I’ve reduced my code down to the following, which is as simple as I could make it whilst retaining the compiler output that interests me.
void foo(const uint64_t used)
{
uint64_t ar[100];
for(int i = 0; i < 100; ++i)
{
ar[i] = some_global_array[i];
}
const uint64_t mask = ar[0];
if((used & mask) != 0)
{
return;
}
bar(ar); // Not inlined
}
Using VC10 with /O2 and /Ob1, the generated assembly pretty much reflects the order of instructions in the above C++ code. Since the local array ar is only passed to bar() when the condition fails, and is otherwise unused, I would have expected the compiler to optimize to something like the following.
if((used & some_global_array[0]) != 0)
{
return;
}
// Now do the copying to ar and call bar(ar)...
Is the compiler not doing this because it’s simply too hard for it to identify such optimizations in the general case? Or is it following some strict rule that forbids it from doing so? If so, why, and is there some way I can give it a hint that doing so wouldn’t change the semantics of my program?
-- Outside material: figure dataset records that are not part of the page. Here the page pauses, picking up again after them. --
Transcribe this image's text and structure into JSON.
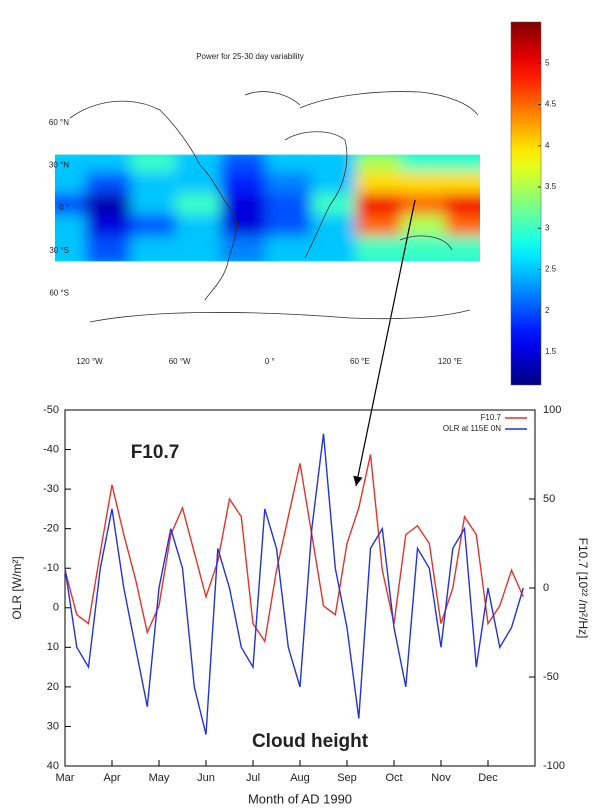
{
  "chart_data": [
    {
      "type": "heatmap",
      "title": "Power for 25-30 day variability",
      "x": [
        -135,
        -105,
        -75,
        -45,
        -15,
        15,
        45,
        75,
        105,
        135
      ],
      "y": [
        30,
        15,
        0,
        -15,
        -30
      ],
      "z": [
        [
          2.5,
          2.5,
          3,
          2.5,
          2,
          2.5,
          2.5,
          3.5,
          3,
          3
        ],
        [
          2.5,
          2,
          2.5,
          2.5,
          1.8,
          2.2,
          2.5,
          4,
          4,
          4
        ],
        [
          2,
          1.3,
          2.5,
          3,
          1.5,
          2,
          3,
          5,
          4.5,
          5
        ],
        [
          2.5,
          1.5,
          2,
          2.5,
          1.5,
          2,
          2.5,
          4.5,
          3.5,
          4.5
        ],
        [
          2.5,
          2,
          2.5,
          2.5,
          2.2,
          2.5,
          2.5,
          3,
          3,
          3
        ]
      ],
      "xlim": [
        -143,
        140
      ],
      "ylim": [
        -90,
        90
      ],
      "xticks": [
        {
          "value": -120,
          "label": "120 °W"
        },
        {
          "value": -60,
          "label": "60 °W"
        },
        {
          "value": 0,
          "label": "0 °"
        },
        {
          "value": 60,
          "label": "60 °E"
        },
        {
          "value": 120,
          "label": "120 °E"
        }
      ],
      "yticks": [
        {
          "value": 60,
          "label": "60 °N"
        },
        {
          "value": 30,
          "label": "30 °N"
        },
        {
          "value": 0,
          "label": "0 °"
        },
        {
          "value": -30,
          "label": "30 °S"
        },
        {
          "value": -60,
          "label": "60 °S"
        }
      ],
      "colormap": "jet",
      "zlim": [
        1.1,
        5.5
      ],
      "zticks": [
        1.5,
        2,
        2.5,
        3,
        3.5,
        4,
        4.5,
        5
      ]
    },
    {
      "type": "line",
      "xlabel": "Month of AD 1990",
      "ylabel": "OLR [W/m²]",
      "y2label": "F10.7 [10²² /m²/Hz]",
      "categories": [
        "Mar",
        null,
        null,
        null,
        "Apr",
        null,
        null,
        null,
        "May",
        null,
        null,
        null,
        "Jun",
        null,
        null,
        null,
        "Jul",
        null,
        null,
        null,
        "Aug",
        null,
        null,
        null,
        "Sep",
        null,
        null,
        null,
        "Oct",
        null,
        null,
        null,
        "Nov",
        null,
        null,
        null,
        "Dec",
        null,
        null,
        null
      ],
      "ylim": [
        40,
        -50
      ],
      "yticks": [
        -50,
        -40,
        -30,
        -20,
        -10,
        0,
        10,
        20,
        30,
        40
      ],
      "y2lim": [
        -100,
        100
      ],
      "y2ticks": [
        -100,
        -50,
        0,
        50,
        100
      ],
      "legend": "upper right",
      "series": [
        {
          "name": "F10.7",
          "color": "#e3342f",
          "axis": "y2",
          "values": [
            10,
            -15,
            -20,
            20,
            58,
            30,
            5,
            -25,
            -10,
            30,
            45,
            20,
            -5,
            15,
            50,
            40,
            -20,
            -30,
            10,
            40,
            70,
            30,
            -10,
            -15,
            25,
            45,
            75,
            10,
            -20,
            30,
            35,
            25,
            -20,
            0,
            40,
            30,
            -20,
            -10,
            10,
            -5
          ]
        },
        {
          "name": "OLR at 115E 0N",
          "color": "#2233dd",
          "values": [
            -10,
            10,
            15,
            -10,
            -25,
            -5,
            10,
            25,
            -5,
            -20,
            -10,
            20,
            32,
            -15,
            -5,
            10,
            15,
            -25,
            -15,
            10,
            20,
            -20,
            -44,
            -10,
            5,
            28,
            -15,
            -20,
            5,
            20,
            -15,
            -10,
            10,
            -15,
            -20,
            15,
            -5,
            10,
            5,
            -5
          ]
        }
      ],
      "annotations": [
        {
          "text": "F10.7",
          "color": "#e3342f"
        },
        {
          "text": "Cloud height",
          "color": "#3a6fe0"
        }
      ]
    }
  ]
}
Note: obviously it would be trivial to obtain the optimized output by just rearranging the code, but I’m interested in why the compiler won’t optimize in such cases, not how to do so in this (intentionally simplified) case.
There are no “strict rules” controlling what kind of assembly language the compiler is permitted to output. If the compiler can be certain that a block of code does not need to be executed (because it has no side effects) due to some precondition, then it is absolutely permitted to short-circuit the whole thing.
This sort of optimisation can be fairly complex in the general case, and your compiler might not go to all that effort. If this is performance critical code, then you can fine-tune your source code (as you suggest) to help the compiler generate the best assembly code. This is a trial-and-error process though, and you might have to do it again for the next version of the compiler.